Apprentices in an electrical line maintenance training program were injured when they fell from a collapsing utility pole. The apprentices sued the training program operator for negligence and settled their claims for the policy limits of the operator’s general liability policy. The operator’s policy limited coverage to $1 million per “occurrence” and had an aggregate claims limit of $2 million. The policy defined “occurrence” as “an accident, including continuous or repeated exposure to substantially the same general harmful conditions.” The operator’s insurer sought a judgment declaring that both injuries were the result of a single “occurrence.” The trial court agreed and granted the insurer summary judgment.

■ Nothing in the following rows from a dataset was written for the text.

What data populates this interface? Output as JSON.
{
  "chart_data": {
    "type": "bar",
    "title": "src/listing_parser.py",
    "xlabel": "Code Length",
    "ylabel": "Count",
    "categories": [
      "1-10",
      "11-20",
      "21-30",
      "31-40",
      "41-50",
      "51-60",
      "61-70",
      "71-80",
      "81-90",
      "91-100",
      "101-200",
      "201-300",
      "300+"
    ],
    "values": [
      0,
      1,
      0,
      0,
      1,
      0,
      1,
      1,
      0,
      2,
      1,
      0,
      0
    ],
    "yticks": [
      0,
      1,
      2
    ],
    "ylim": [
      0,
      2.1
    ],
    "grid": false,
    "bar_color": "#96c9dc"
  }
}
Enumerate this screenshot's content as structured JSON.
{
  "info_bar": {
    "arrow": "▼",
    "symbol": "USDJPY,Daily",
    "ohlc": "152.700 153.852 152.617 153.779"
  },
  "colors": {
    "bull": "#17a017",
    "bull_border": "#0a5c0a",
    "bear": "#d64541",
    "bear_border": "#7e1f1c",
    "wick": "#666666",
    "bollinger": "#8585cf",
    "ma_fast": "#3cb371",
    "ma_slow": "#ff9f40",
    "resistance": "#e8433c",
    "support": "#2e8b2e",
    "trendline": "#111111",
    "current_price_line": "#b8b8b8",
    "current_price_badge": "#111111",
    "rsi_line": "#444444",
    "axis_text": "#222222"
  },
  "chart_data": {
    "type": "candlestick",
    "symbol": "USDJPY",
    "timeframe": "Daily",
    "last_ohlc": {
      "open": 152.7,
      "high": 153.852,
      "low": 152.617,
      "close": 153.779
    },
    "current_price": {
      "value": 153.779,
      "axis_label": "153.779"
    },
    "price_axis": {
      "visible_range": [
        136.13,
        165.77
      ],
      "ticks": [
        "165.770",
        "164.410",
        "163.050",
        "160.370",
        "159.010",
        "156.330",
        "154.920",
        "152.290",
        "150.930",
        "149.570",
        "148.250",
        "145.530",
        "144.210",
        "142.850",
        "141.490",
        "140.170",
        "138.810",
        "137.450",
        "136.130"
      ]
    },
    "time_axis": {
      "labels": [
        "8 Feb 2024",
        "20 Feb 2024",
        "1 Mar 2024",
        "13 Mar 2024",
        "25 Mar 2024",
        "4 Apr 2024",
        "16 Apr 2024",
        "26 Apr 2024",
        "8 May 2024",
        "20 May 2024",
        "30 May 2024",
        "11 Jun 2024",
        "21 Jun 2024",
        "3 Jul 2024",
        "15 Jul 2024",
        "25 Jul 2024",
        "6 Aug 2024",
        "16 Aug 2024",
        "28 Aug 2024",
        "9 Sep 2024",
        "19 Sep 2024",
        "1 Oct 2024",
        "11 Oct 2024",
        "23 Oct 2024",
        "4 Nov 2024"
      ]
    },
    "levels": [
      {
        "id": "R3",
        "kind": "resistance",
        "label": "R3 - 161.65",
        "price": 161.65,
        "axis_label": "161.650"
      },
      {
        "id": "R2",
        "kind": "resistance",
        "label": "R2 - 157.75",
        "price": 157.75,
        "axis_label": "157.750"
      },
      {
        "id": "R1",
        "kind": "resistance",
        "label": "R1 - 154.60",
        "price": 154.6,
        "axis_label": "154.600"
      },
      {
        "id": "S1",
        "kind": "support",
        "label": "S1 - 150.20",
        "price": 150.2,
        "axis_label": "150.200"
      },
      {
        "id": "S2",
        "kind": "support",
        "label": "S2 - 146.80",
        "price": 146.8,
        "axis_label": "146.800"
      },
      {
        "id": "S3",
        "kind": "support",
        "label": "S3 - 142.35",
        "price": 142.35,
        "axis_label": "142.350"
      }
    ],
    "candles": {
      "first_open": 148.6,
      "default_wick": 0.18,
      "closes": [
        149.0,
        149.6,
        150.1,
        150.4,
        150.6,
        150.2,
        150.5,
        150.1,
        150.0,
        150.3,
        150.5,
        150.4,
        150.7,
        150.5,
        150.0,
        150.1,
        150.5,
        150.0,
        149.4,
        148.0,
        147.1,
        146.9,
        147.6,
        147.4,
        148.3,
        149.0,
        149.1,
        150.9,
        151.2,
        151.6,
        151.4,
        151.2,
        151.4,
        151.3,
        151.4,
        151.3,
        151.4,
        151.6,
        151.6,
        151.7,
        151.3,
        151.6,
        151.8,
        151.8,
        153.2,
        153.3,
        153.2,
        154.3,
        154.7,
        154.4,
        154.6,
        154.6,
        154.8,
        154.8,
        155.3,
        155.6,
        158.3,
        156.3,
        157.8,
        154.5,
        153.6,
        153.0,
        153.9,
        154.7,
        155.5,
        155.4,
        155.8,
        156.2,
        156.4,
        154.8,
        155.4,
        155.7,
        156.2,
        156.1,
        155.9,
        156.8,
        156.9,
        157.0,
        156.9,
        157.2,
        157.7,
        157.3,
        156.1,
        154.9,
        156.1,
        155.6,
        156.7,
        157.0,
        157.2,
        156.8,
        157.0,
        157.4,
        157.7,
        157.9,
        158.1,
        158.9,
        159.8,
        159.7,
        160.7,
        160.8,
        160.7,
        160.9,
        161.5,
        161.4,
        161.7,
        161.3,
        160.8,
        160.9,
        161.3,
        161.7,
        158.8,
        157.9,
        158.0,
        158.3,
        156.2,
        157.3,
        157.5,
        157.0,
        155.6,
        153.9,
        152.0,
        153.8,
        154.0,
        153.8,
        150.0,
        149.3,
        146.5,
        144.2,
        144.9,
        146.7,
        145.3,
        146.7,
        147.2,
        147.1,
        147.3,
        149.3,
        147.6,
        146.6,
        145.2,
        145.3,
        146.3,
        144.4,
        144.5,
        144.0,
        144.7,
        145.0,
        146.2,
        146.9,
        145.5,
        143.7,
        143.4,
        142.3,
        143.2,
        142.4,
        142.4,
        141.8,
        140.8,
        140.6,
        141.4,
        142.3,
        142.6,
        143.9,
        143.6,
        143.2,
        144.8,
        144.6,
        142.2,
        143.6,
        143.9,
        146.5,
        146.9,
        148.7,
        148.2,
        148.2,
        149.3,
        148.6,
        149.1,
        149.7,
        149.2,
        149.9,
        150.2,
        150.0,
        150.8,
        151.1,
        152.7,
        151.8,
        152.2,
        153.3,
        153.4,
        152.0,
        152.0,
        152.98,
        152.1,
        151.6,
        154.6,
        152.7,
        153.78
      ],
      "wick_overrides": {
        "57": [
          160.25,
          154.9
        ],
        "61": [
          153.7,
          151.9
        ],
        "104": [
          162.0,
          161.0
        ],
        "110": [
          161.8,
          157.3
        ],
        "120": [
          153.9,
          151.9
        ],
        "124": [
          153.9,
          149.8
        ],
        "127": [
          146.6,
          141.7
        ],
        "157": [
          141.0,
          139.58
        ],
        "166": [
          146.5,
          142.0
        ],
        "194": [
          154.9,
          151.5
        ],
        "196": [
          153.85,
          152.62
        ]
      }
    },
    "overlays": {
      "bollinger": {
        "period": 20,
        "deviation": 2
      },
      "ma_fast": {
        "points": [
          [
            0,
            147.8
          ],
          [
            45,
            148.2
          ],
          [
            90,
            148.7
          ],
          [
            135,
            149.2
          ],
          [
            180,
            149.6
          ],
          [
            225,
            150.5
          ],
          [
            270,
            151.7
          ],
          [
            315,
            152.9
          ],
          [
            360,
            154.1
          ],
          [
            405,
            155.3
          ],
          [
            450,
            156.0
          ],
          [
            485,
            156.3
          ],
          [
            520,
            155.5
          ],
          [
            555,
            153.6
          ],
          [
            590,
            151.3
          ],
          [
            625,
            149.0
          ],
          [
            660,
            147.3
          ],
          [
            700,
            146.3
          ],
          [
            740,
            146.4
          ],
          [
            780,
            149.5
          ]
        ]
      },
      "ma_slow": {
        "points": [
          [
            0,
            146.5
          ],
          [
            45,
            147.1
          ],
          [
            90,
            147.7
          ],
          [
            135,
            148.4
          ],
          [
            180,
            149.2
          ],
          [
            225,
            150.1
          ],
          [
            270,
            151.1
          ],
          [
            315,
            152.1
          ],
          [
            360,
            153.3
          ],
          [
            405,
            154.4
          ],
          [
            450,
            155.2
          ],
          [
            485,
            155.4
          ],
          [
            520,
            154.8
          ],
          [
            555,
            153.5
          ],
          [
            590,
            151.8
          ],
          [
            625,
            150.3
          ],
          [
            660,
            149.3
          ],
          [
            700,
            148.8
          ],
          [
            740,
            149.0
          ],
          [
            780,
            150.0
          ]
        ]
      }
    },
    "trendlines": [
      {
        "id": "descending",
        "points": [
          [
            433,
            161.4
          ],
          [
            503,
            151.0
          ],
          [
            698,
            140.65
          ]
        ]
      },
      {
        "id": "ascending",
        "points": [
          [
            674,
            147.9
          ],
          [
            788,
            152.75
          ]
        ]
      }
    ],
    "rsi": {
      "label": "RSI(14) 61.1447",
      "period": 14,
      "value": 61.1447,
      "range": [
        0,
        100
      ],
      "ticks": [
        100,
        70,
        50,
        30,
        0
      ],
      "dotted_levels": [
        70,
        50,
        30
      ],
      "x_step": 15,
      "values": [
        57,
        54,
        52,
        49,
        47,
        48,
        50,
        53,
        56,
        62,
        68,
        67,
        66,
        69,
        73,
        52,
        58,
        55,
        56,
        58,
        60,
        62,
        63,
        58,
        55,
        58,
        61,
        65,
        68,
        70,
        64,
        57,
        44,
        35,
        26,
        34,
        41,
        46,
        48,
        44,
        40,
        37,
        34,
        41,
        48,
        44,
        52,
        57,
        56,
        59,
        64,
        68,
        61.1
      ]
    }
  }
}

The Court of Appeals affirmed, reasoning that the injuries both resulted from the same “accident”—the collapse of the utility pole—so there could be only one “occurrence.” Because there was only one occurrence, the policy limits were $1 million. The Court of Appeals rejected the apprentices’ argument that there were numerous “occurrences” because of several negligent acts that led to the collapse of the utility pole. Earlier case law supporting the apprentices’ argument is not controlling because the policy language in the earlier case defined “occurrence” in relation to the number of incidents, acts, or omissions that result in an injury, not as “the accident” itself.
Judge Perkins authored the opinion; Judges Johnsen and Cattani joined.